I decided to play around with the “Mini Net” from Lesson 5, and made some mistakes that could be instructive for us beginners. Jeremy’s output function is

return F.sigmoid(self.lin2(x)) * (max_rating-min_rating+1) + min_rating-0.5

This scrunches the range of outputs into (0,5.5), .5 points above and below the range of actual ratings. Since Jeremy said this compression into the actual range makes it easier for the model to learn an output, I thought that making the task even easier might improve the results. The above function is symmetric around zero, so why not shift it to the center of ratings spread at 2.75, and put in a scaling factor that lets .5 and 5 map exactly to themselves? The final output would then more exactly correspond to the actual ratings when the linear layer was correct.

So I tried it, and the error got worse. Of course! A linear layer specializes in learning the best shift and scaling for the input to sigmoid. My doing it manually was just redundant. After playing around some more, I saw that the initial error was higher when shifted than when left at zero. This makes sense if the default initialization already generates outputs centered around zero. Shifting the sigmoid was actually causing the model to start at a worse place in parameter space.

Maybe the above is obvious, but I had to go through the experiments to “get it”.

Next, I tried varying the range of the sigmoid. Jeremy’s had allowed .5 point above and below the actual range. What if there is a better value for this padding of the range? It turns out that there is, I think, and the best value may even be negative. But after dozens of runs and comparisons, I realized I was caught up in the infamous “hyperparameter tuning” loop. There was no end to the experiments, and the whole process was starting to feel a bit obsessive. Yet…this padding value is merely a number k used in the model. Why can’t the model itself find an optimal value for k? Then I can sit back and watch while the GPU does the work that I had been doing manually.

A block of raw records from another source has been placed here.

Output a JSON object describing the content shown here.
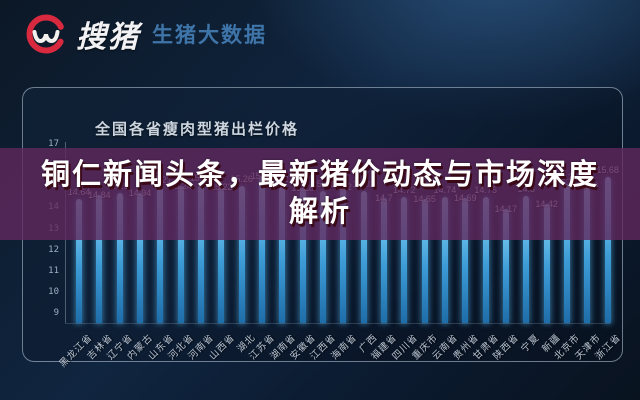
{
  "brand": {
    "logo_text": "搜猪",
    "tagline": "生猪大数据",
    "logo_color": "#d8293f"
  },
  "headline": {
    "line1": "铜仁新闻头条，最新猪价动态与市场深度",
    "line2": "解析"
  },
  "chart_data": {
    "type": "bar",
    "title": "全国各省瘦肉型猪出栏价格",
    "categories": [
      "黑龙江省",
      "吉林省",
      "辽宁省",
      "内蒙古",
      "山东省",
      "河北省",
      "河南省",
      "山西省",
      "湖北",
      "江苏省",
      "湖南省",
      "安徽省",
      "江西省",
      "海南省",
      "广西",
      "福建省",
      "四川省",
      "重庆市",
      "云南省",
      "贵州省",
      "甘肃省",
      "陕西省",
      "宁夏",
      "新疆",
      "北京市",
      "天津市",
      "浙江省"
    ],
    "values": [
      14.64,
      14.84,
      14.9,
      14.94,
      15.21,
      15.24,
      15.28,
      15.22,
      15.26,
      15.75,
      15.27,
      15.18,
      15.01,
      15.2,
      15.02,
      14.7,
      14.72,
      14.65,
      14.74,
      14.69,
      14.75,
      14.17,
      14.8,
      14.42,
      15.35,
      15.26,
      15.68
    ],
    "yticks": [
      9,
      10,
      11,
      12,
      13,
      14,
      15,
      16,
      17
    ],
    "ylim": [
      8.76,
      17.1
    ],
    "xlabel": "",
    "ylabel": "",
    "grid": "off",
    "legend": "none",
    "bar_color_top": "#8edcf9",
    "bar_color_bottom": "#1e6da9"
  },
  "colors": {
    "background_navy": "#0e2038",
    "panel_border": "#bcd0e2",
    "headline_band": "#60285e",
    "headline_text": "#ffffff",
    "tagline_blue": "#3e74a8",
    "logo_red": "#d8293f"
  }
}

So I tried to add k as a model parameter by reading docs and copying code examples. And was unsuccessful. k stays at its initial value. Would someone who is further along with fastai and Python please look at this Jupyter notebook and correct it? Thanks!

https://gist.github.com/PomoML/f940ae18237552ce419293a9b774f23a

BTW, the notebook shows a method to run reproducible tests. Initial weights are saved once and reloaded before each experiment. I was stumped for a while about the inconsistent results from the same parameters until seeing that dropout uses the (pseudo)random number generator. Once the randomizer seed is set consistently, the same run yields the same result.

HTH someone, and looking forward to learning how to add parameter k.